A description of the different classes and series (if any) of the Corporation’s capital stock, and a statement of the relative powers, designations, preferences and rights of the shares of each class and series (if any) of capital stock, and the qualifications, limitations or restrictions thereof, are as follows:

Section 2. Designated Common Stock. Shares of Common Stock not at the time designated as shares of a particular series, pursuant to this Article V or any other provision of these Amended and Restated Articles of Incorporation (these “Articles of Incorporation”), may be issued from time to time in one or more designated series. The Board may determine, in whole or in part, the preferences, voting powers, qualifications and special or relative rights or privileges of any such series before the issuance of any shares of that series. The Board shall determine the number of shares constituting each series of Common Stock and each series shall have a distinguishing designation.

Section 3. Undesignated Common Stock. Shares of Common Stock not at the time designated as shares of a particular series, pursuant to this Article V or any other provision of these Articles of Incorporation, may be issued from time to time without any distinctive designation.
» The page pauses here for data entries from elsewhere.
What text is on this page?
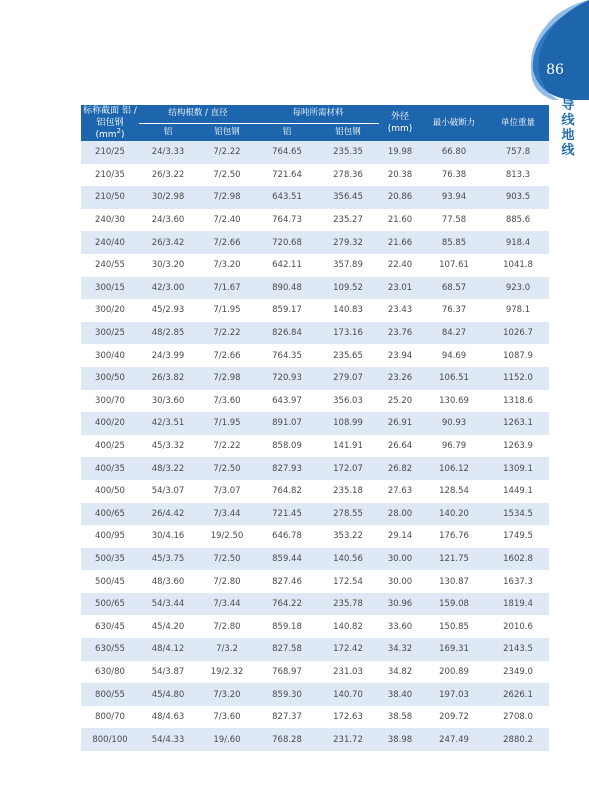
86
导线地线
标称截面 铝 /
铝包钢 $(mm^2)$	结构根数 / 直径		每吨所需材料		外径
(mm)	最小破断力	单位重量
	铝	铝包钢	铝	铝包钢			
210/25	24/3.33	7/2.22	764.65	235.35	19.98	66.80	757.8
210/35	26/3.22	7/2.50	721.64	278.36	20.38	76.38	813.3
210/50	30/2.98	7/2.98	643.51	356.45	20.86	93.94	903.5
240/30	24/3.60	7/2.40	764.73	235.27	21.60	77.58	885.6
240/40	26/3.42	7/2.66	720.68	279.32	21.66	85.85	918.4
240/55	30/3.20	7/3.20	642.11	357.89	22.40	107.61	1041.8
300/15	42/3.00	7/1.67	890.48	109.52	23.01	68.57	923.0
300/20	45/2.93	7/1.95	859.17	140.83	23.43	76.37	978.1
300/25	48/2.85	7/2.22	826.84	173.16	23.76	84.27	1026.7
300/40	24/3.99	7/2.66	764.35	235.65	23.94	94.69	1087.9
300/50	26/3.82	7/2.98	720.93	279.07	23.26	106.51	1152.0
300/70	30/3.60	7/3.60	643.97	356.03	25.20	130.69	1318.6
400/20	42/3.51	7/1.95	891.07	108.99	26.91	90.93	1263.1
400/25	45/3.32	7/2.22	858.09	141.91	26.64	96.79	1263.9
400/35	48/3.22	7/2.50	827.93	172.07	26.82	106.12	1309.1
400/50	54/3.07	7/3.07	764.82	235.18	27.63	128.54	1449.1
400/65	26/4.42	7/3.44	721.45	278.55	28.00	140.20	1534.5
400/95	30/4.16	19/2.50	646.78	353.22	29.14	176.76	1749.5
500/35	45/3.75	7/2.50	859.44	140.56	30.00	121.75	1602.8
500/45	48/3.60	7/2.80	827.46	172.54	30.00	130.87	1637.3
500/65	54/3.44	7/3.44	764.22	235.78	30.96	159.08	1819.4
630/45	45/4.20	7/2.80	859.18	140.82	33.60	150.85	2010.6
630/55	48/4.12	7/3.2	827.58	172.42	34.32	169.31	2143.5
630/80	54/3.87	19/2.32	768.97	231.03	34.82	200.89	2349.0
800/55	45/4.80	7/3.20	859.30	140.70	38.40	197.03	2626.1
800/70	48/4.63	7/3.60	827.37	172.63	38.58	209.72	2708.0
800/100	54/4.33	19/.60	768.28	231.72	38.98	247.49	2880.2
Such undesignated Common Stock is referred to herein as “Common Stock”. Except as provided in these Articles of Incorporation or the designation of any series or class of capital stock, the holders of the Common Stock shall exclusively possess all voting power. Subject to the provisions of these Articles of Incorporation, each holder of shares of Common Stock shall be entitled to one vote for each share held by such holder.

Whenever there shall have been paid, or declared and set aside for payment, to the holders of the outstanding shares of any class or series of stock having preference over the Common Stock as to the payment of dividends, the full amount of dividends and sinking fund or retirement fund or other retirement payments, if any, to which such holders are respectively entitled in preference to the Common Stock, then dividends may be paid on the Common Stock, and on any class or series of stock entitled to participate therewith as to dividends, out of any assets legally available for the payment of dividends, but only when and as declared by the Board.
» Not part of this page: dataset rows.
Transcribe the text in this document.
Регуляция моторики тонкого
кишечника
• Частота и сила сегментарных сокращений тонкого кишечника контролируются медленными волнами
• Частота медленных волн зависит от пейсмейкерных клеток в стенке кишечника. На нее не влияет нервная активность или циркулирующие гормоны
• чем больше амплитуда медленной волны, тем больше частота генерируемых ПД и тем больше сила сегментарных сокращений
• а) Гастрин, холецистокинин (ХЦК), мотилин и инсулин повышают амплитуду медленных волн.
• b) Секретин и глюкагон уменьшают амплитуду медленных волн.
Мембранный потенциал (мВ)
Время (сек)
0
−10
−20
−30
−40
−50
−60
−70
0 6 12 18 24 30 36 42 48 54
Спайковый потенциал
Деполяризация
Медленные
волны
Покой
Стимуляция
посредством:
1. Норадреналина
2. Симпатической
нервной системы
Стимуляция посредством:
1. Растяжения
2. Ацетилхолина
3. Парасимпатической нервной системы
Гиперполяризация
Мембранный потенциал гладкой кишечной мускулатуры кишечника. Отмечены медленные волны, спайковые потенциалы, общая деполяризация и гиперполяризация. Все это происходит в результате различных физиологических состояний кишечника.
In the event of any liquidation, dissolution or winding up of the Corporation, after there shall have been paid, or declared and set aside for payment, to the holders of the outstanding shares of any class having preference over the Common Stock in any such event, the full preferential amounts to which they are respectively entitled, the holders of the Common Stock and of any class or series of stock entitled to participate therewith, in whole or in part, as to distribution of assets shall be entitled, after payment or provision for payment of all debts and liabilities of the Corporation, to receive the remaining assets of the Corporation available for distribution, in cash or in kind.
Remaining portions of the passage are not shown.